Javascript equivalent functions to Matlab Functions: Polyfit/Polyval?

Desperately need a Javascript equivalent to polyval and polyfit functions that exist in Matlab. Essentially those functions in matlab do a curve fit based on two equally sized arrays depending on a specified polynomial. I need to do some calculations that involve curve fitting in javascript and can't for the life of me find an equivalent function.

This is MatLab's explanation of the function polyfit

"P = POLYFIT(X,Y,N) finds the coefficients of a polynomial P(X) of degree N that fits the data Y best in a least-squares sense.
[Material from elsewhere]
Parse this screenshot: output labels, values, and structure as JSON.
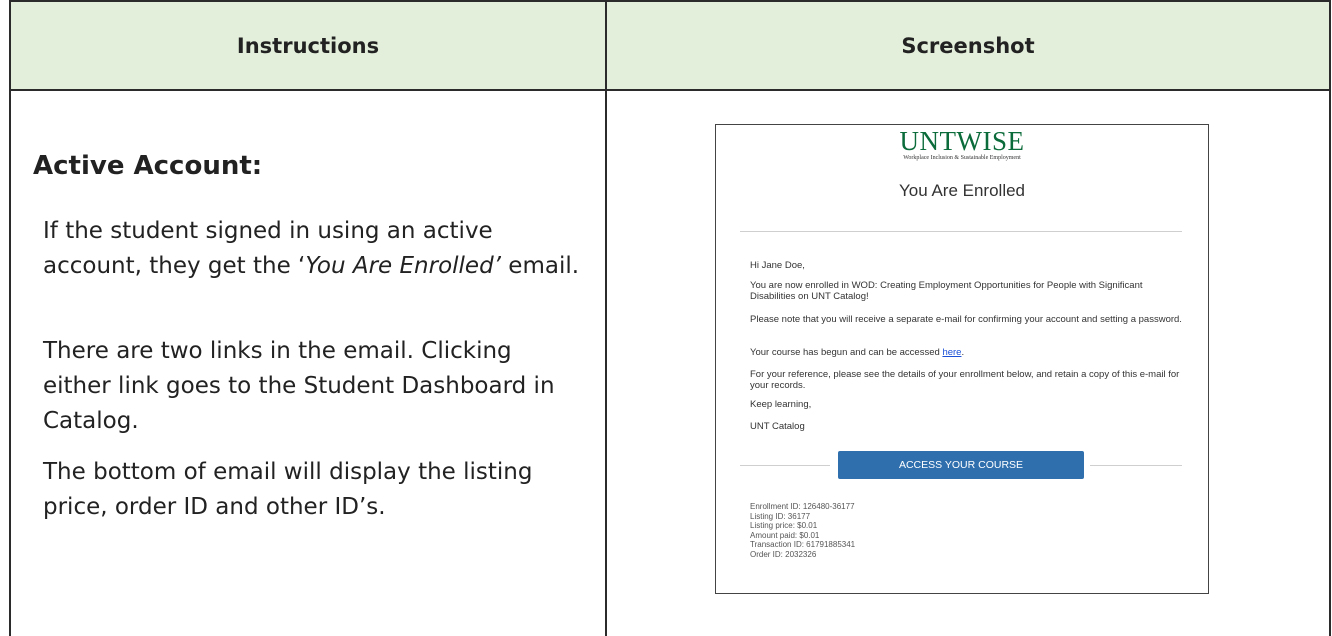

P is a row vector of length N+1 containing the polynomial coefficients in descending powers, 开发者_运维知识库P(1)*X^N + P(2)*X^(N-1) +...+ P(N)*X + P(N+1)."

This is MatLab's explanation of polyval.

"POLYVAL Evaluate polynomial. Y = POLYVAL(P,X) returns the value of a polynomial P evaluated at X. P is a vector of length N+1 whose elements are the coefficients of the polynomial in descending powers.

    Y = P(1)*X^N + P(2)*X^(N-1) + ... + P(N)*X + P(N+1)"

Any help would be super.

Regards,

numericjs may help you get started.

POLYFIT performs a least-square polynomial fitting which comes down to solving a system of linear equations. I did a quick search, but I couldn't find a basic linear algebra Javascript library that solves such systems... The easiest method would be to implement the Gaussian elimination algorithm yourself.

POLYVAL is simply evaluating the polynomial at the points X by substituting the coefficients in the equation.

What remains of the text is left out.